The models so far have not held true to the observations, most if not all far over predict various parts of the climate change story including sea level rise and the melting of the ice caps.
This isn't true and betrays a fundamental misunderstanding of the work being undertaken with climate models. Climate models come in many forms and degrees of sophistication. None of them are expected to exactly reproduce observations. This is so for a number of reasons. The most obvious is that the models don't encode all of the relevant physics at all spatial and temporal scales to do this. It's also true because we don't actually know the state of the atmosphere at any moment to a degree of precision to allow models to perfectly represent it. In fact we may never be able to achieve that. It also suggests that the writer doesn't really understand what is being modelled; the climate system is different from moment to moment weather (for example). The research done with the suite of models that was undertaken in support* of the most recent IPCC report, AR5, is comprehensively covered in the IPCC reports. One of the key points to take away is that the suite of models provides a range of estimates of future climate. These can be thought of as realisations of possible future climates. We wouldn't expect, because of variations in internal variability and some processes that are fundamentally random at different scales, that a climate model would ever exactly predict the precise route that the present day climate, a single realisation of many possible outcomes, actually follows. What is likely, however, is that some segments of some of the modelled climates match well with what we see in the natural system. Also, we expect that in an ensemble, the model integrations represent a range of outcomes that reflects our understanding of the range of paths the real climate system could take. They gives us an idea of error bars on future change.

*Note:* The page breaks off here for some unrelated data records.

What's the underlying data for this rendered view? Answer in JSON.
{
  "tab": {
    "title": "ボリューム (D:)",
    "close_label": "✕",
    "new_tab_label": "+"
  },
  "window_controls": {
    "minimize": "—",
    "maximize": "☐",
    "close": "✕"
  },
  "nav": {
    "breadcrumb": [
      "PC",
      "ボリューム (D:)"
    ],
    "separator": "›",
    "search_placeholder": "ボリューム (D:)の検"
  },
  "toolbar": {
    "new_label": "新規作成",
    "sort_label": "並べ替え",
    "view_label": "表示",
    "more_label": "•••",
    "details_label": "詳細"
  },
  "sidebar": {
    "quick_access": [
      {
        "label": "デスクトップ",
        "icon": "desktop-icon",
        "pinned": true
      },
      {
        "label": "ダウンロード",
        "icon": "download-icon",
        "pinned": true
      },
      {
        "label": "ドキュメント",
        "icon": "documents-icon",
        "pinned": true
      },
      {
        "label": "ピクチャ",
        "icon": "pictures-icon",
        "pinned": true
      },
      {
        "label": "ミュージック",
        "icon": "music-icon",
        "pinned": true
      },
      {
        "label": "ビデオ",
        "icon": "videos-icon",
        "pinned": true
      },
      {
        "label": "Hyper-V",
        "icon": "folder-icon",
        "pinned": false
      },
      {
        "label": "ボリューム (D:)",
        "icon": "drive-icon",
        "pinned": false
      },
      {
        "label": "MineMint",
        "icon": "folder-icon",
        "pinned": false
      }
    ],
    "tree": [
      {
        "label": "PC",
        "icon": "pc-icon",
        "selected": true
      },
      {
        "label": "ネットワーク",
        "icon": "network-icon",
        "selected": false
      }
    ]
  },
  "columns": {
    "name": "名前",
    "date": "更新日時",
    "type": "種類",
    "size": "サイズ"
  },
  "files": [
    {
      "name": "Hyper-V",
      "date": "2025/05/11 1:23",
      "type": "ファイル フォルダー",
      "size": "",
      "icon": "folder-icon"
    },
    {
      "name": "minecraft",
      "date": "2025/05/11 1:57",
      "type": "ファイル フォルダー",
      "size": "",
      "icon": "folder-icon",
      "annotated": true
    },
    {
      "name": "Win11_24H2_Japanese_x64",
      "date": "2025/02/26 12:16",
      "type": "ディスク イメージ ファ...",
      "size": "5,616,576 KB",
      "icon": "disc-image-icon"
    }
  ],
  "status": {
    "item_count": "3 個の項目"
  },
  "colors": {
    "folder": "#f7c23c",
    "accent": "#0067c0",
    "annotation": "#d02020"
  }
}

* Note: "undertaken in support of" doesn't mean or imply that this work was done only at the behest of the IPCC. The efforts required to conduct research on the scale of the global climate system have become so large and complex that coordination in the form of agreed, consistent inputs, methodologies, and relevant physical processes (etc) were agreed by groups of organizations who undertake projects on this scale. That doesn't mean that models were expected or designed to be equal or that the outcomes were engineered ahead of time. It just means what it says, efforts were coordinate to reduce duplication where that is reasonable and to increase the likelihood that results would be scientifically useful without wasting the work done.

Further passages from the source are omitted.